From numbers to conclusions
The same numbers can say a lot of different things, and if you're an adept analyst or politician, you can even get the numbers to tell multiple conflicting stories. In the case of the numbers above, a strong argument can be made against the "Americans as spendthrifts" complaint. At the same time, though, thanks to companies like Wal-Mart (NYSE: WMT ) , inflation-adjusted prices on goods like furniture, food, clothing, and autos have come down over the years, so though we may be spending a similar portion of our GDP, most Americans are amassing more stuff. A proponent of the profligate spending theory might argue that we should have been consuming a relatively similar amount of stuff and saving the rest of our money rather than consuming more.
However, there is one thing from this data that is as incontrovertible as Donald Trump's hair is immovable, and that is that health-care spending is devouring the American consumer's bank account.
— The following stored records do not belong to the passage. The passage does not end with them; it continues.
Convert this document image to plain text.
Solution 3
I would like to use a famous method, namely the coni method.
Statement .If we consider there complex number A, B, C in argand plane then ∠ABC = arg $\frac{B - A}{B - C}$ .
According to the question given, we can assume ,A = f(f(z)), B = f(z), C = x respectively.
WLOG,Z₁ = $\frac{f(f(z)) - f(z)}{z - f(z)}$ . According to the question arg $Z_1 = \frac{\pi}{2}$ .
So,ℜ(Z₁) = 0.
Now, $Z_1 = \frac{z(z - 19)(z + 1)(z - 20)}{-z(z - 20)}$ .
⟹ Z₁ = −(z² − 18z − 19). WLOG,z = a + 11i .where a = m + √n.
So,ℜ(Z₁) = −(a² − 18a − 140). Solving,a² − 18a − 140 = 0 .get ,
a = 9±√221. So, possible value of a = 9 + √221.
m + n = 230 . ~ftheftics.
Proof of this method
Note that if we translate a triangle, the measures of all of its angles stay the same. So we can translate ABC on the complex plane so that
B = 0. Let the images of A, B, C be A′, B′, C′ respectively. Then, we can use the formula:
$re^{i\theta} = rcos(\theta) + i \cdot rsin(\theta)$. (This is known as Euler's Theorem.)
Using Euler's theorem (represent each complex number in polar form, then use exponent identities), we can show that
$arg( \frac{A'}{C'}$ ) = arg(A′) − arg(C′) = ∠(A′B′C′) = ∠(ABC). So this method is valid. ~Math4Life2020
At this juncture, I could prattle on about what should be done about health care and how Uncle Sam's half-in, half-out approach to health care is screwing up the system. But you've tuned into the stock market channel, not a political shouting match (of which there are plenty). So, what should investors do with this data?
Coming almost full circle, the answer from the data seems to be the same as the one those wasteful-spending preachers came up with in the first place. Americans may not be spending an outsized portion of GDP on toys and other goodies, but it's still likely to be those areas that get squeezed as the economy continues to convulse.
As a result, investors should be focusing on the types of stocks that sell products that consumers will continue to buy through thick and thin -- companies like Coca-Cola (NYSE: KO ) , Procter & Gamble (NYSE: PG ) , and Kraft Foods. At the same time, regardless of what I or anybody else thinks about the health-care situation, unless something drastically changes, it seems unlikely that companies like Johnson & Johnson (NYSE: JNJ ) and CVS Caremark will see revenue fall off drastically. The flip side to this is that companies like Apple (Nasdaq: AAPL ) and Disney (NYSE: DIS ) that depend heavily on consumers' discretionary money will be under pressure as consumers are forced to cut back their budgets where they can.
In the end, consumers may not have been quite as irresponsible as they've been vilified for, but that won't make much of a difference when it comes to the household budget cutbacks that many Americans will have to make.